4. **KNOWN-HAZARDS are first-class requirements.** Each invariant is a `REQ-HAZARD-*` requiring
   `unit` (and `int` where cross-process / cross-node). A hazard cannot be "covered" without a
   test tagging it — the anti-regression promise becomes mechanical.
5. **Activation, not premature failure.** Every requirement starts `required_stages = []`
   (inactive) so `check` stays green pre-code. A **milestone activates** the requirements it
   delivers by setting their real `required_stages`. Deferred items stay `[]` until promoted.
6. **Scan roots stay honest.** `[scan].roots` includes every evidence location (your source,
   tests, docs, and later your CI workflows and scripts). Audit roots whenever a new evidence
   dir appears — a missing root makes evidence *silently* vanish from the trace.

### Stages

`doc` (prose / design / API-doc) · `impl` (production code) · `unit` (unit test) · `int`
(integration / e2e / cross-process / cross-node). Default activation policy:
`["doc","impl","unit"]`; networking / lifecycle / cross-node reqs add `int`.

### Tag examples

Real tags are `[<stage>->REQ-ID]` with a bare stage word. The examples below angle-bracket the
stage (`[<impl>->...]`) only so the scanner treats them as illustrations, not live evidence —
write a bare stage word in real code.

```rust
// [<impl>->REQ-EXAMPLE-1]
fn do_the_thing(...) { ... }
```
```rust
// [<unit>->REQ-HAZARD-EXAMPLE]
#[test] fn upholds_the_invariant() { ... }
```
```markdown
<!-- [<doc>->REQ-EXAMPLE-1] -->
## The thing, explained
```

## Enforcement (four layers — defense in depth)
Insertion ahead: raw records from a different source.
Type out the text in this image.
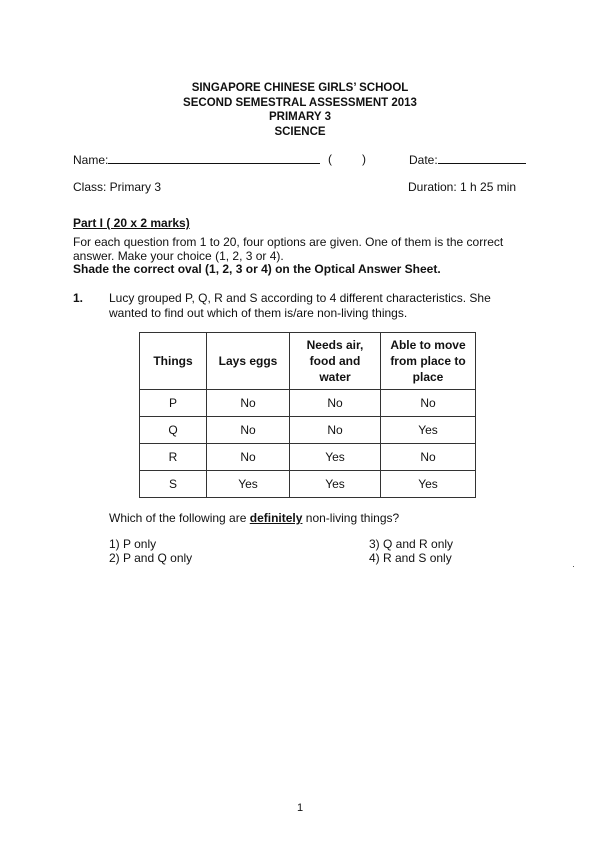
SINGAPORE CHINESE GIRLS’ SCHOOL
SECOND SEMESTRAL ASSESSMENT 2013
PRIMARY 3
SCIENCE
Name:	(	)	Date:
Class: Primary 3	Duration: 1 h 25 min
Part I ( 20 x 2 marks)
For each question from 1 to 20, four options are given. One of them is the correct
answer. Make your choice (1, 2, 3 or 4).
Shade the correct oval (1, 2, 3 or 4) on the Optical Answer Sheet.
1. Lucy grouped P, Q, R and S according to 4 different characteristics. She
wanted to find out which of them is/are non-living things.
Things	Lays eggs	Needs air, food and water	Able to move from place to place
P	No	No	No
Q	No	No	Yes
R	No	Yes	No
S	Yes	Yes	Yes
Which of the following are definitely non-living things?
1) P only
2) P and Q only
3) Q and R only
4) R and S only
1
1. **CI gate (hard backstop).** `traceable-reqs check --json` runs on every PR / push; exit-1
   (`missing_stage` / `undeclared_id` / `parse_error` / `manifest_error`) **fails the build**. A
   PR can't merge if it leaves an *activated* req's required stage uncovered. Runs alongside the
   DOCS-STRATEGY docs-drift gate.
2. **Milestone activation gate.** Starting a milestone flips its reqs from `[]` to the real
   policy; the milestone **is not done until `check` is green for its reqs**. Coverage grows
   *with* the project instead of failing on day one.
3. **Agent-facing rule.** The repo `AGENTS.md` instructs every dev-agent: tag
   `[<stage>-><REQ-ID>]` in the same change as the evidence, and run `traceable-reqs check`
   before declaring done. If this project is built *with* agents, the contract must be
   machine-followable — agent discipline + CI as the net.
4. **Quality audit (anti-box-ticking).** `check` proves a tag *exists*; `traceable-reqs review`
   + `lint` audit whether tags sit near *real* evidence and whether titles are meaningful. Run
   advisory in CI (or periodically). Presence = hard gate; quality = audited.
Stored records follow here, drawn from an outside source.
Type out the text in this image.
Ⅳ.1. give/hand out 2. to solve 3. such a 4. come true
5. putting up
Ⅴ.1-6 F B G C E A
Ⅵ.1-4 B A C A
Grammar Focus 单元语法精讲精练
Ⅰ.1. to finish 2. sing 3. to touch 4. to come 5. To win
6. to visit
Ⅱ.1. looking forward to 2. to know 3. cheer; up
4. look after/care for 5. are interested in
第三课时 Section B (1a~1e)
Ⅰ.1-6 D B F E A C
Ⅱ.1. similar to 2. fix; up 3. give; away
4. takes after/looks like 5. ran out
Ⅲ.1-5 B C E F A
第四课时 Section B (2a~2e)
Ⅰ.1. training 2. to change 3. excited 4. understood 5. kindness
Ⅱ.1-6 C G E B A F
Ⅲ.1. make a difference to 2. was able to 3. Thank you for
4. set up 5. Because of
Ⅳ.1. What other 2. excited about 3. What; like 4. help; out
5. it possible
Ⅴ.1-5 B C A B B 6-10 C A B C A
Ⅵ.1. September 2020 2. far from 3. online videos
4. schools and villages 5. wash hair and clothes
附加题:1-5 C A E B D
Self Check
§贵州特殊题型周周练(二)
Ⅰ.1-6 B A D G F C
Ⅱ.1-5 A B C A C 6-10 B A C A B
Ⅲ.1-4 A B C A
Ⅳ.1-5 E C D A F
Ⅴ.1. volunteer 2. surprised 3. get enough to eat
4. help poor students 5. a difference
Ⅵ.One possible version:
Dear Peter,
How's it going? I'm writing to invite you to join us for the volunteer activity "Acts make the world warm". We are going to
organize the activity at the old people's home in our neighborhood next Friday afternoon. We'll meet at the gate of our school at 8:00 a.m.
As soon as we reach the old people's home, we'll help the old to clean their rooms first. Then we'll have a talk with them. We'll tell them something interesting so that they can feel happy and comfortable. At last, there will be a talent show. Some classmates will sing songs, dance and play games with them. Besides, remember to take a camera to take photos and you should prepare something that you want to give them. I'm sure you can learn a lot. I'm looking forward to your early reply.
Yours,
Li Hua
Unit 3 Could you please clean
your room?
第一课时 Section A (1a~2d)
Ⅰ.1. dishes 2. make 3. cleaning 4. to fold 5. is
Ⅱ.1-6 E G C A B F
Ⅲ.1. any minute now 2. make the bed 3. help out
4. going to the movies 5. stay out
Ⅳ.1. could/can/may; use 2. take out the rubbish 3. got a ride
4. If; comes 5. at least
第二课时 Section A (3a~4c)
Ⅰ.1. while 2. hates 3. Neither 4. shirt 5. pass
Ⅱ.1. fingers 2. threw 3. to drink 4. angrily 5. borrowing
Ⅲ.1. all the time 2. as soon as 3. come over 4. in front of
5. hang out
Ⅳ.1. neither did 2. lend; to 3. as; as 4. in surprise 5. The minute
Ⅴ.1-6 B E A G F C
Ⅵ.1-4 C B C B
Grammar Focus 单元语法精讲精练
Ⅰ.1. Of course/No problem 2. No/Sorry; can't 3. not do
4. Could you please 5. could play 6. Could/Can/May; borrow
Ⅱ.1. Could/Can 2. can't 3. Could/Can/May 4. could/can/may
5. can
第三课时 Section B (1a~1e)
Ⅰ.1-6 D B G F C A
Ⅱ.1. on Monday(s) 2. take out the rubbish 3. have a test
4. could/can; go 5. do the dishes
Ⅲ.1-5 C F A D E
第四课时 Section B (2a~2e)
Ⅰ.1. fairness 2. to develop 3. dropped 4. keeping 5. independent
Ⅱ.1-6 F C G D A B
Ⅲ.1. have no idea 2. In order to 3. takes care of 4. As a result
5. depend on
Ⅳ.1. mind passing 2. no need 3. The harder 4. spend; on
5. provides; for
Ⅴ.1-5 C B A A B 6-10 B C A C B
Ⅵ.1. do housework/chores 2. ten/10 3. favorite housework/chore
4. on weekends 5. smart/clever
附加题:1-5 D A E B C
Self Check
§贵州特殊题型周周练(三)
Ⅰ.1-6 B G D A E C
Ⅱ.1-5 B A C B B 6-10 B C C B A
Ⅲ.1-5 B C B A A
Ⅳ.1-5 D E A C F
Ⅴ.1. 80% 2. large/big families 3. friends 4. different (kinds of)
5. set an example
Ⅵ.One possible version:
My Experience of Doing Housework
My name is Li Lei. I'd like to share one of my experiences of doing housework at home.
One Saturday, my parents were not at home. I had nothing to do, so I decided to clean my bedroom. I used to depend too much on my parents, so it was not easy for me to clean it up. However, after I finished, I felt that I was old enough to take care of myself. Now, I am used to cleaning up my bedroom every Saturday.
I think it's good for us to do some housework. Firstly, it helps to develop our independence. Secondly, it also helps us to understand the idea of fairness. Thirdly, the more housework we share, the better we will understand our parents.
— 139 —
Optional fast-feedback: a pre-push git hook running `traceable-reqs check` locally.

## CI snippet (hosted-runner fallback; see `docs/CI.md` for the agent-driven default)

```yaml
# .github/workflows/traceability.yml
name: traceability
on: [push, pull_request]
jobs:
  check:
    runs-on: ubuntu-latest
    steps:
      - uses: actions/checkout@v4
      - name: Install traceable-reqs
        run: gh release download --repo BigscreenVR/traceable-reqs --pattern '*linux-x86_64' --output traceable-reqs && chmod +x traceable-reqs
        env: { GH_TOKEN: ${{ github.token }} }
      - name: Coverage gate (hard)
        run: ./traceable-reqs check --json
      - name: Quality audit (advisory)
        run: ./traceable-reqs lint || true
```

## Lifecycle

- **Now (planning):** manifest seeded, all reqs inactive. `check` is green (nothing required
  yet).
- **First milestone:** install the CLI, validate the seed against it, wire the CI gate,
  **activate that milestone's reqs** (and the `REQ-HAZARD-*` invariants it must uphold), tag as
  code lands.
- **Each later milestone:** activates + covers its requirements before it's called done.